BLAISE ROBINSON, Reuters

28 de novembro de 2013 | 15h59

O índice FTSEurofirst 300, que reúne os principais papéis do continente, subiu 0,35 por cento, para 1.305 pontos, maior nível de fechamento desde 2008.

No entanto, o volume de negociações ficou baixo --representando apenas cerca de dois terços do volume diário médio dos últimos três meses-- uma vez que Wall Street não abriu devido ao feriado do dia de Ação de Graças.

As ações italianas atraíram atenções, com o índice de Milão FTSEMib subindo 0,92 por cento, liderado por papéis de bancos como UniCredit, Intesa Sanpaolo e UBI Banca.

Na noite de quarta-feira, o Senado italiano expulsou Berlusconi devido a condenação por fraude tributária e o primeiro-ministro, Enrico Letta, disse que o governo continuará avançando com o programa de reformas.

"Traz mais visibilidade sobre o governo italliano. Investidores apostam que as coisas serão mais estáveis daqui em diante", afirmou o analista de mercados do Brown Editore, Riccardo Designori.
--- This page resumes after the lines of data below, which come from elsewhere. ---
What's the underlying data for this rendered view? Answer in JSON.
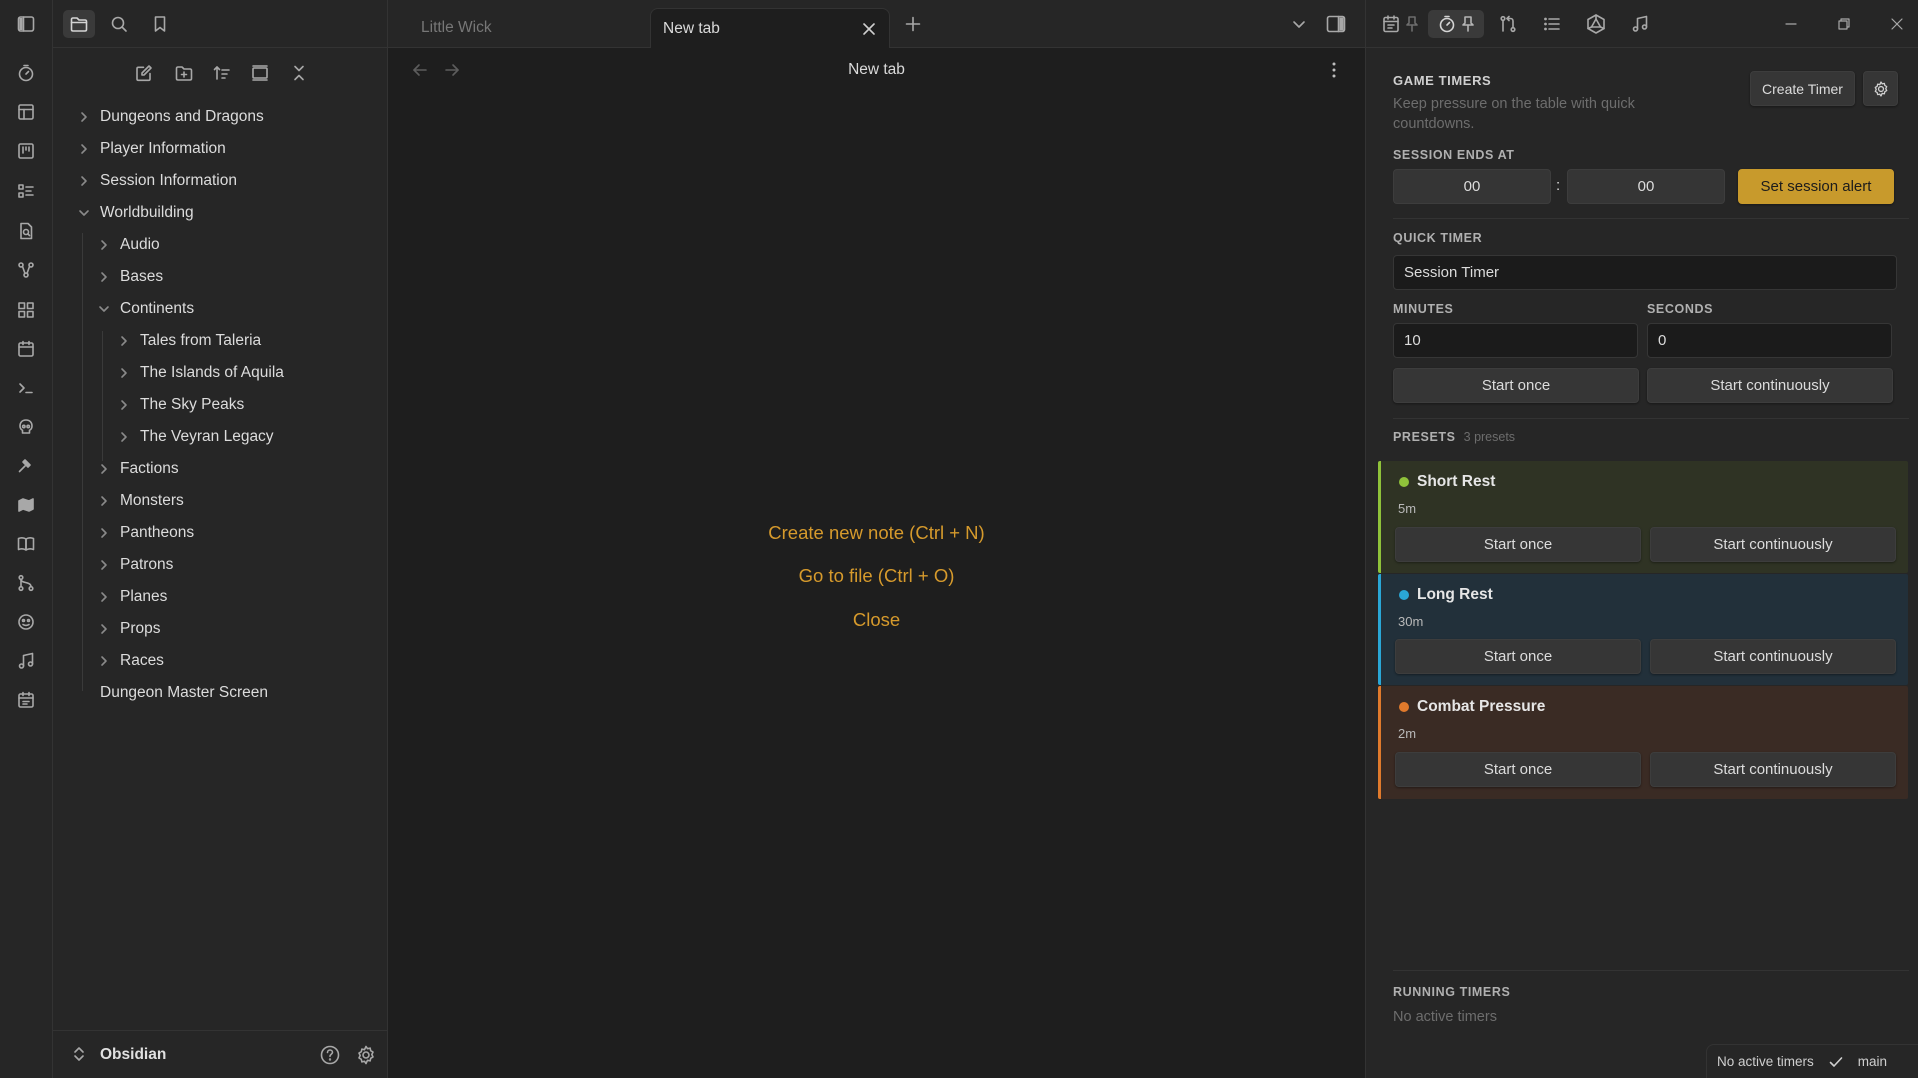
{
  "colors": {
    "accent": "#d69a2c",
    "alert_button": "#c89a2c",
    "preset_short": "#8fc23a",
    "preset_long": "#2aa7d6",
    "preset_combat": "#e07a2c"
  },
  "ribbon": {
    "icons": [
      "sidebar-toggle-icon",
      "timer-icon",
      "layout-icon",
      "kanban-icon",
      "checklist-icon",
      "file-search-icon",
      "graph-icon",
      "grid-icon",
      "calendar-icon",
      "terminal-icon",
      "skull-icon",
      "hammer-icon",
      "map-icon",
      "book-icon",
      "git-branch-icon",
      "dice-icon",
      "music-icon",
      "calendar-tasks-icon"
    ]
  },
  "explorer": {
    "tree": [
      {
        "label": "Dungeons and Dragons",
        "expanded": false
      },
      {
        "label": "Player Information",
        "expanded": false
      },
      {
        "label": "Session Information",
        "expanded": false
      },
      {
        "label": "Worldbuilding",
        "expanded": true
      },
      {
        "label": "Audio",
        "expanded": false
      },
      {
        "label": "Bases",
        "expanded": false
      },
      {
        "label": "Continents",
        "expanded": true
      },
      {
        "label": "Tales from Taleria",
        "expanded": false
      },
      {
        "label": "The Islands of Aquila",
        "expanded": false
      },
      {
        "label": "The Sky Peaks",
        "expanded": false
      },
      {
        "label": "The Veyran Legacy",
        "expanded": false
      },
      {
        "label": "Factions",
        "expanded": false
      },
      {
        "label": "Monsters",
        "expanded": false
      },
      {
        "label": "Pantheons",
        "expanded": false
      },
      {
        "label": "Patrons",
        "expanded": false
      },
      {
        "label": "Planes",
        "expanded": false
      },
      {
        "label": "Props",
        "expanded": false
      },
      {
        "label": "Races",
        "expanded": false
      },
      {
        "label": "Dungeon Master Screen",
        "expanded": false
      }
    ],
    "vault_name": "Obsidian"
  },
  "tabs": [
    {
      "label": "Little Wick",
      "active": false
    },
    {
      "label": "New tab",
      "active": true
    }
  ],
  "view": {
    "title": "New tab",
    "actions": [
      "Create new note (Ctrl + N)",
      "Go to file (Ctrl + O)",
      "Close"
    ]
  },
  "timers": {
    "title": "GAME TIMERS",
    "subtitle_line1": "Keep pressure on the table with quick",
    "subtitle_line2": "countdowns.",
    "create_label": "Create Timer",
    "session_label": "SESSION ENDS AT",
    "session_hours": "00",
    "session_separator": ":",
    "session_minutes": "00",
    "session_alert_label": "Set session alert",
    "quick_label": "QUICK TIMER",
    "quick_name": "Session Timer",
    "minutes_label": "MINUTES",
    "seconds_label": "SECONDS",
    "minutes_value": "10",
    "seconds_value": "0",
    "start_once": "Start once",
    "start_continuously": "Start continuously",
    "presets_label": "PRESETS",
    "presets_count": "3 presets",
    "presets": [
      {
        "name": "Short Rest",
        "duration": "5m"
      },
      {
        "name": "Long Rest",
        "duration": "30m"
      },
      {
        "name": "Combat Pressure",
        "duration": "2m"
      }
    ],
    "running_label": "RUNNING TIMERS",
    "running_empty": "No active timers"
  },
  "status": {
    "timers": "No active timers",
    "branch": "main"
  }
}
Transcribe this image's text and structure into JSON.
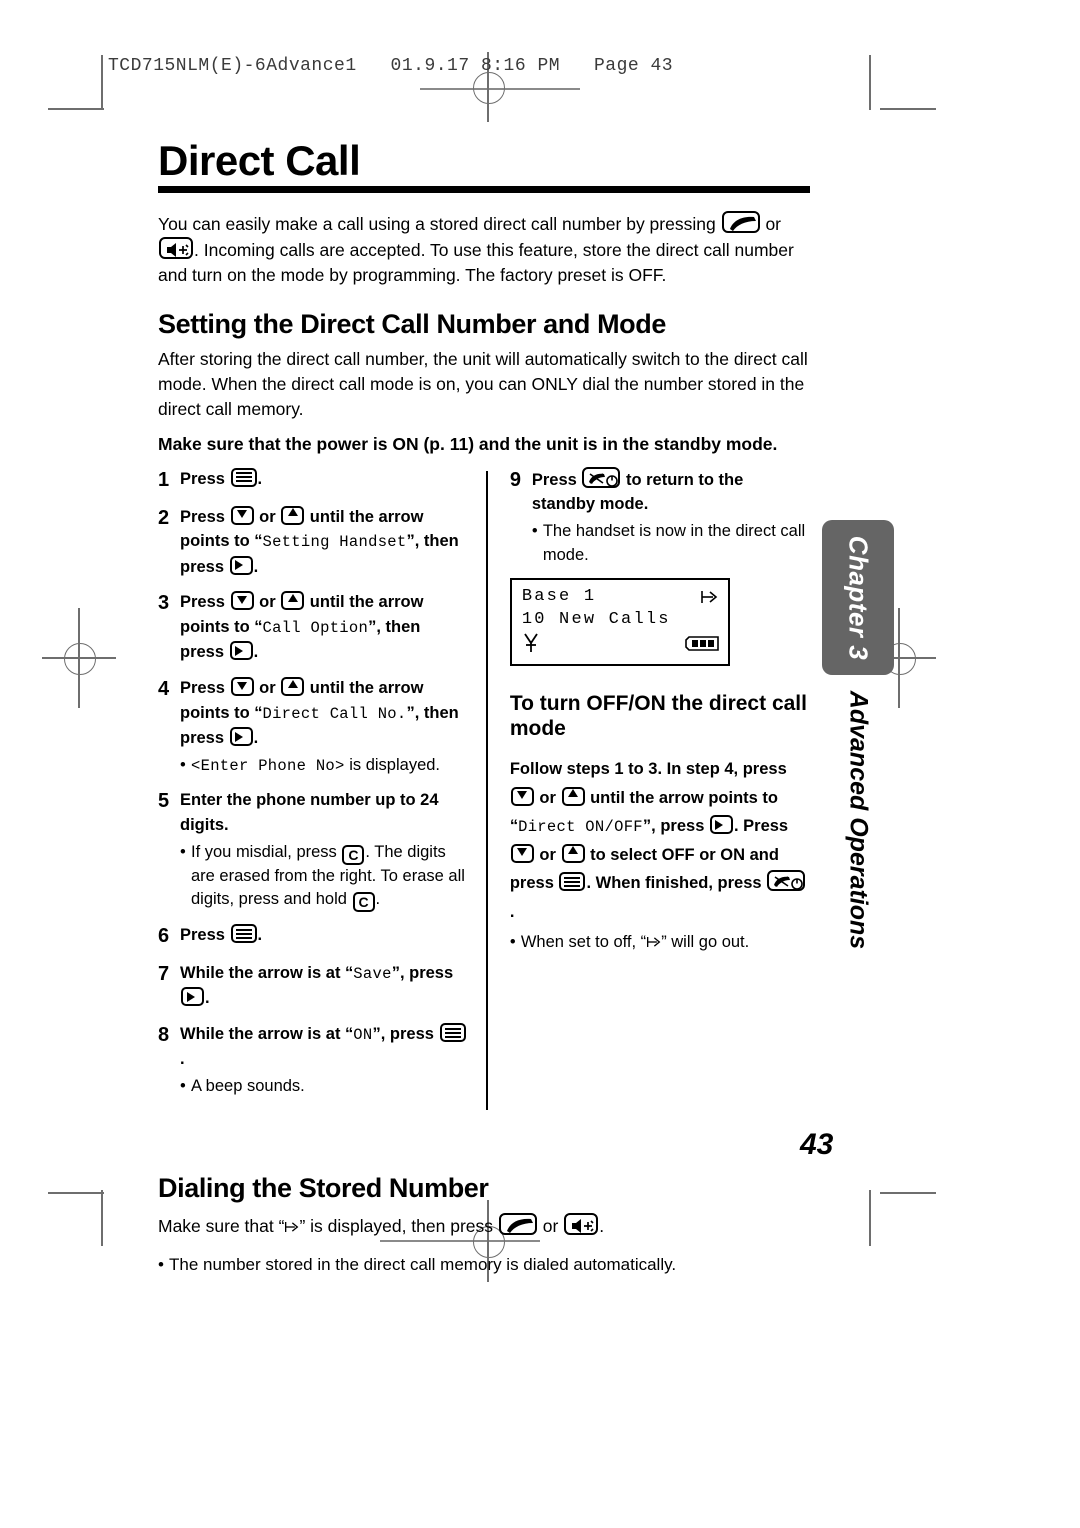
{
  "slug": "TCD715NLM(E)-6Advance1   01.9.17 8:16 PM   Page 43",
  "page_title": "Direct Call",
  "intro": "You can easily make a call using a stored direct call number by pressing ",
  "intro_mid": " or ",
  "intro_end": ". Incoming calls are accepted. To use this feature, store the direct call number and turn on the mode by programming. The factory preset is OFF.",
  "section": {
    "heading": "Setting the Direct Call Number and Mode",
    "body": "After storing the direct call number, the unit will automatically switch to the direct call mode. When the direct call mode is on, you can ONLY dial the number stored in the direct call memory.",
    "note": "Make sure that the power is ON (p. 11) and the unit is in the standby mode."
  },
  "steps_left": {
    "s1_num": "1",
    "s1_a": "Press ",
    "s1_b": ".",
    "s2_num": "2",
    "s2_a": "Press ",
    "s2_b": " or ",
    "s2_c": " until the arrow points to “",
    "s2_lcd": "Setting Handset",
    "s2_d": "”, then press ",
    "s2_e": ".",
    "s3_num": "3",
    "s3_a": "Press ",
    "s3_b": " or ",
    "s3_c": " until the arrow points to “",
    "s3_lcd": "Call Option",
    "s3_d": "”, then press ",
    "s3_e": ".",
    "s4_num": "4",
    "s4_a": "Press ",
    "s4_b": " or ",
    "s4_c": " until the arrow points to “",
    "s4_lcd": "Direct Call No.",
    "s4_d": "”, then press ",
    "s4_e": ".",
    "s4_bullet_lcd": "<Enter Phone No>",
    "s4_bullet_text": " is displayed.",
    "s5_num": "5",
    "s5_a": "Enter the phone number up to 24 digits.",
    "s5_b1": "If you misdial, press ",
    "s5_b2": ". The digits are erased from the right. To erase all digits, press and hold ",
    "s5_b3": ".",
    "s6_num": "6",
    "s6_a": "Press ",
    "s6_b": ".",
    "s7_num": "7",
    "s7_a": "While the arrow is at “",
    "s7_lcd": "Save",
    "s7_b": "”, press ",
    "s7_c": ".",
    "s8_num": "8",
    "s8_a": "While the arrow is at “",
    "s8_lcd": "ON",
    "s8_b": "”, press ",
    "s8_c": ".",
    "s8_bullet": "A beep sounds."
  },
  "steps_right": {
    "s9_num": "9",
    "s9_a": "Press ",
    "s9_b": " to return to the standby mode.",
    "s9_bullet": "The handset is now in the direct call mode."
  },
  "lcd": {
    "line1": "Base 1",
    "line2": "10 New Calls",
    "direct_call_icon": "direct-call-arrow",
    "antenna_icon": "antenna-icon",
    "battery_icon": "battery-full-icon"
  },
  "subsection": {
    "heading": "To turn OFF/ON the direct call mode",
    "t1": "Follow steps 1 to 3. In step 4, press ",
    "t2": " or ",
    "t3": " until the arrow points to “",
    "t3_lcd": "Direct ON/OFF",
    "t4": "”, press ",
    "t5": ". Press ",
    "t6": " or ",
    "t7": " to select OFF or ON and press ",
    "t8": ". When finished, press ",
    "t9": ".",
    "bullet_a": "When set to off, “",
    "bullet_b": "” will go out."
  },
  "dialing": {
    "heading": "Dialing the Stored Number",
    "line_a": "Make sure that “",
    "line_b": "” is displayed, then press ",
    "line_c": " or ",
    "line_d": ".",
    "bullet": "The number stored in the direct call memory is dialed automatically."
  },
  "chapter": {
    "tab_label": "Chapter 3",
    "sub_label": "Advanced Operations",
    "tab_color": "#656565"
  },
  "page_number": "43"
}
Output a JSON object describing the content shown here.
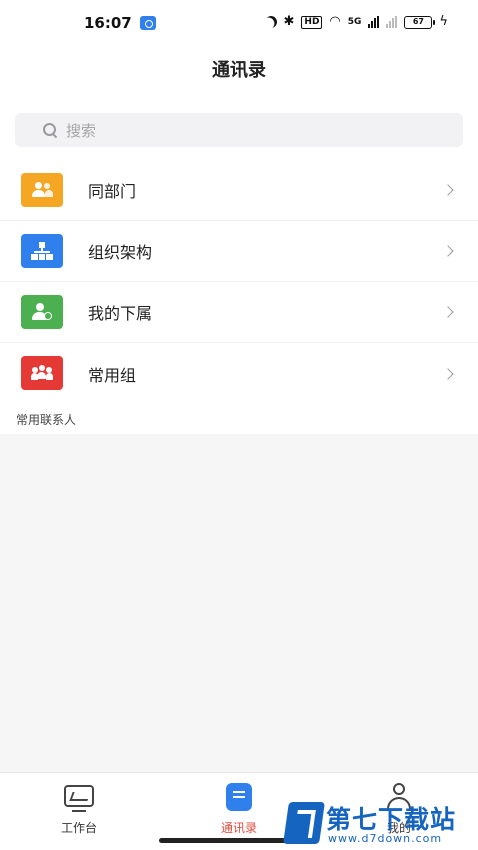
{
  "status_bar": {
    "time": "16:07",
    "hd": "HD",
    "network": "5G",
    "battery": "67"
  },
  "header": {
    "title": "通讯录"
  },
  "search": {
    "placeholder": "搜索"
  },
  "menu": {
    "items": [
      {
        "label": "同部门",
        "icon": "same-department-icon",
        "color": "#f5a623"
      },
      {
        "label": "组织架构",
        "icon": "org-structure-icon",
        "color": "#2f80ed"
      },
      {
        "label": "我的下属",
        "icon": "subordinates-icon",
        "color": "#4caf50"
      },
      {
        "label": "常用组",
        "icon": "common-group-icon",
        "color": "#e53935"
      }
    ]
  },
  "contacts_section": {
    "label": "常用联系人"
  },
  "tabbar": {
    "tabs": [
      {
        "label": "工作台",
        "icon": "workbench-icon",
        "active": false
      },
      {
        "label": "通讯录",
        "icon": "contacts-icon",
        "active": true
      },
      {
        "label": "我的",
        "icon": "profile-icon",
        "active": false
      }
    ],
    "active_color": "#e64a3c"
  },
  "watermark": {
    "title": "第七下载站",
    "url": "www.d7down.com"
  }
}
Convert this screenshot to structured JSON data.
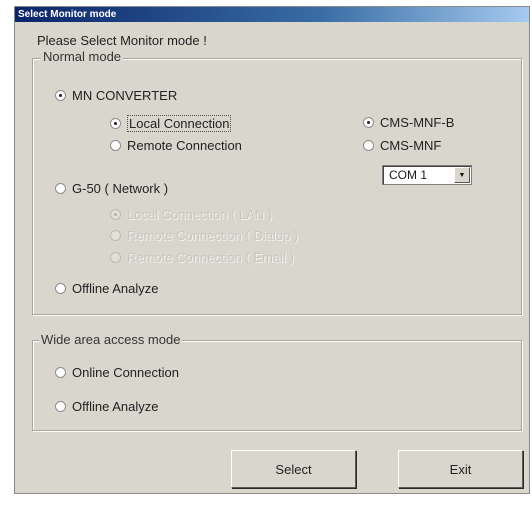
{
  "window": {
    "title": "Select Monitor mode"
  },
  "prompt": "Please Select Monitor mode !",
  "normal_mode": {
    "legend": "Normal mode",
    "mn_converter": {
      "label": "MN CONVERTER",
      "checked": true
    },
    "local_connection": {
      "label": "Local Connection",
      "checked": true
    },
    "remote_connection": {
      "label": "Remote Connection",
      "checked": false
    },
    "cms_mnf_b": {
      "label": "CMS-MNF-B",
      "checked": true
    },
    "cms_mnf": {
      "label": "CMS-MNF",
      "checked": false
    },
    "com_port": {
      "value": "COM 1"
    },
    "g50_network": {
      "label": "G-50 ( Network )",
      "checked": false
    },
    "g50_option_1": {
      "label": "Local Connection ( LAN )",
      "checked": true,
      "disabled": true
    },
    "g50_option_2": {
      "label": "Remote Connection ( Dialup )",
      "checked": false,
      "disabled": true
    },
    "g50_option_3": {
      "label": "Remote Connection ( Email )",
      "checked": false,
      "disabled": true
    },
    "offline_analyze": {
      "label": "Offline Analyze",
      "checked": false
    }
  },
  "wide_area_mode": {
    "legend": "Wide area access mode",
    "online_connection": {
      "label": "Online Connection",
      "checked": false
    },
    "offline_analyze": {
      "label": "Offline Analyze",
      "checked": false
    }
  },
  "buttons": {
    "select": "Select",
    "exit": "Exit"
  }
}
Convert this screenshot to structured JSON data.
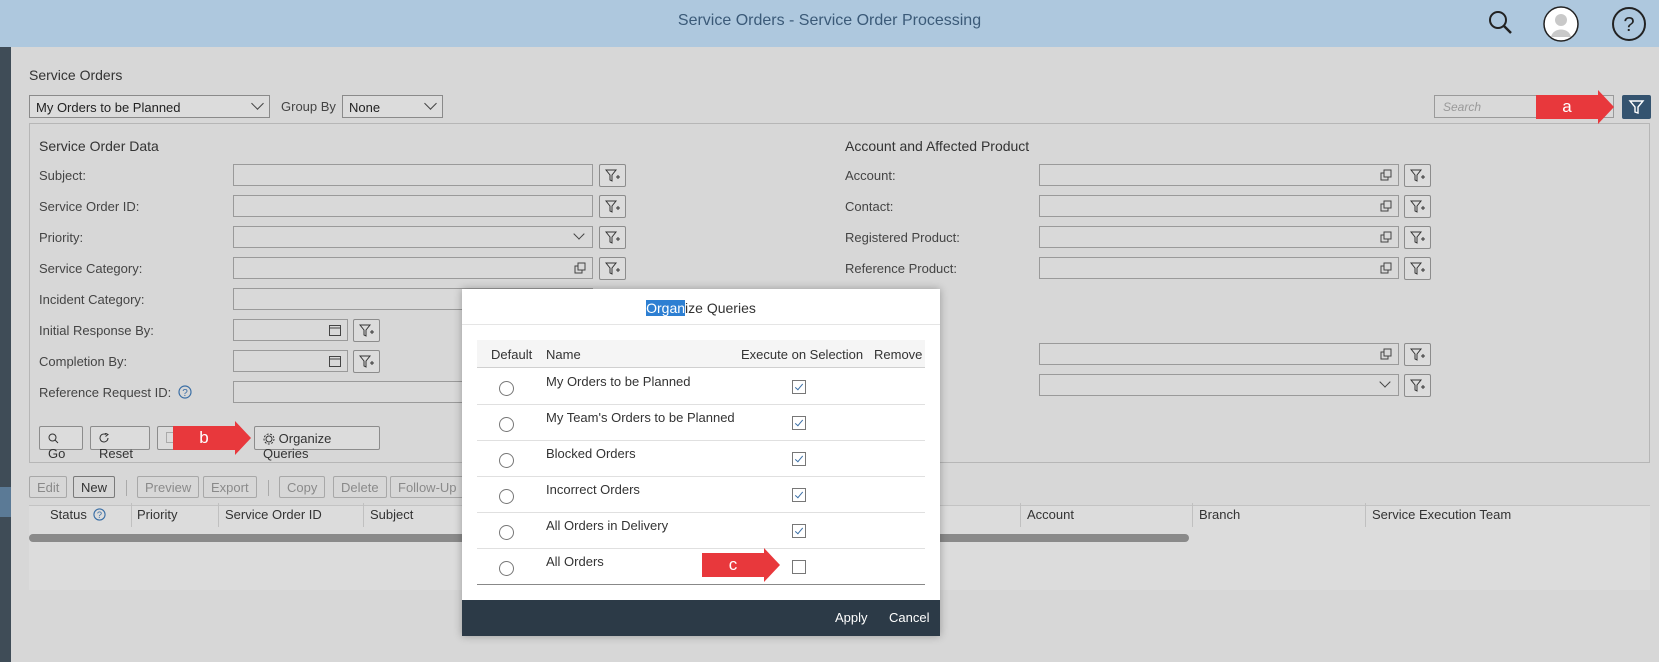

Em LONDRES, o índice Financial Times fechou em alta de 0,08 por cento, a 6.654 pontos.

Em FRANKFURT, o índice DAX subiu 0,39 por cento, para 9.387 pontos.

Em PARIS, o índice CAC-40 ganhou 0,22 por cento, para 4.302 pontos.

Em MILÃO, o índice Ftse/Mib teve desvalorização de 0,92 por cento, para 19.099 pontos.

Em MADRI, o índice Ibex-35 avançou 0,52 por cento, para 9.859 pontos.

Em LISBOA, o índice PSI20 encerrou em alta de 0,48 por cento, para 6.507 pontos.